Another example of this pathetic Commission uselessness had to do with a proposal from Roxy Ross.  Roxy introduced as new business a request that the Village write an Ordinance outlawing "conversion therapy" in people not yet of majority.  I will be entirely candid here to say that at first, I thought this was a ridiculous use of Commission time or the Village's time.  And money, since Roxy's proposal was to create an Ordinance.  Roxy never asked me about this (even though I'm a psychiatrist), and I never discussed it with her.  When the matter was introduced as New Business, and Roxy explained whence she was coming, I saw it in an entirely different light.  I saw why Roxy was right.  First, although my initial reflex was to say to myself that it made no sense to outlaw a professional business practice in a municipality that doesn't have any businesses, Roxy pointed out quite correctly that the Village does in fact have businesses.  For all I know, it might have lots of them.  And it is entirely possible that one of those "home" businesses is one or another form of psychotherapy.  So "conversion therapy" might be happening in the Village right now.  Roxy also pointed out that the legislature of the State of Florida recently refused to outlaw such therapy, but that there is a growing number of municipalities that have created exactly those Ordinances outlawing this "therapy."  Roxy's thinking was that it did societal good to increase the number of municipalities that had these kinds of Ordinances on their books, to pressure the State.  So once Roxy explained this, I could see that she was right, and that the Ordinance she proposed was the right thing for us to do.

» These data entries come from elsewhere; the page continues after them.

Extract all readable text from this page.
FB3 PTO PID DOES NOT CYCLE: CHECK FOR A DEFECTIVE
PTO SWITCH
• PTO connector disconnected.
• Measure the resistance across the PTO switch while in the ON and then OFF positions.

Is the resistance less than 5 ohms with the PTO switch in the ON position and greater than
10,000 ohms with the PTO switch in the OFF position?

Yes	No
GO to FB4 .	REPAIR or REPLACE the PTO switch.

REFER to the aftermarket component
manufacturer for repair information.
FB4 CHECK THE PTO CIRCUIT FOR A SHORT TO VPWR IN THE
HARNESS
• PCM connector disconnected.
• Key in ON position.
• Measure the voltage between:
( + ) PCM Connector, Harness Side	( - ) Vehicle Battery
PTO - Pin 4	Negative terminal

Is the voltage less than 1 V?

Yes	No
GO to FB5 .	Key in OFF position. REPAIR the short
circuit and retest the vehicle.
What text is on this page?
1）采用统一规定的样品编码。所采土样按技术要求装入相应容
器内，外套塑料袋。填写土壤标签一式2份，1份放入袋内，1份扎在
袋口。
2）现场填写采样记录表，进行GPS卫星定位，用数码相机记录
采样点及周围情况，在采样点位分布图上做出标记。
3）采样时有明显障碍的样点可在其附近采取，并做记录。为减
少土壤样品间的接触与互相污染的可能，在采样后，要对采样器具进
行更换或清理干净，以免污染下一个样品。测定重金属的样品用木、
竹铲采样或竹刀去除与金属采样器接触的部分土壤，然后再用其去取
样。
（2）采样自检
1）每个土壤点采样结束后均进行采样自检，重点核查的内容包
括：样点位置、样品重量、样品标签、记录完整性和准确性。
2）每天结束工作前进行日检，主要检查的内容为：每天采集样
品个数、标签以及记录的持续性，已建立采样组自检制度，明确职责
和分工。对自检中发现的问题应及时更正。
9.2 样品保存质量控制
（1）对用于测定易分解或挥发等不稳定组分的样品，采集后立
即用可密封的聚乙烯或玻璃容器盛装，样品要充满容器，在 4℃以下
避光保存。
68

But Tracy and the two stooges who were left (Harvey had been present by mobile phone, the reception had been useless, and he had dropped out of the meeting) couldn't see that Roxy was right.  Their embarrassing argument was that Ordinances cost money (a few hundred dollars, all tolled), so we shouldn't use Village money for this one.  And this from Tracy Truppman, who wastes vast amounts of Village money, hiring our Attorney to be present at the meetings where Tracy can't shut up.  But Tracy got stooge Johnson-Sardella and stooge Tudor to agree that an Ordinance was too expensive, and we should do the free Resolution instead.  And here's the difference.  Tracy herself (how bizarre could this get?) pointed out that she has heard of young people literally being killed in these "conversion therapy" exercises.  In theory, Tracy might be expected to think it's a bad idea, both to go to extraordinary lengths to stamp out homosexuality in a minor, and certainly to kill them over it.  We're talking about Tracy Truppman here.  The result of a Resolution against this "therapy," when a minor complains, or is killed, is that the Village can then say we really wish the parent and therapist hadn't done what they did.  We had suggested they not.  The result of an Ordinance against such pseudotherapeutic misbehavior is that the act is illegal, and can be prosecuted.  But in Tracy's relentless crusade to frustrate everything that Roxy suggests, Tracy acts not only against the best interests of Village residents, but even against her own best interests.

And she gets away with it, every time, because she has three stooges who blindly "concur" with any nonsense Tracy does or says.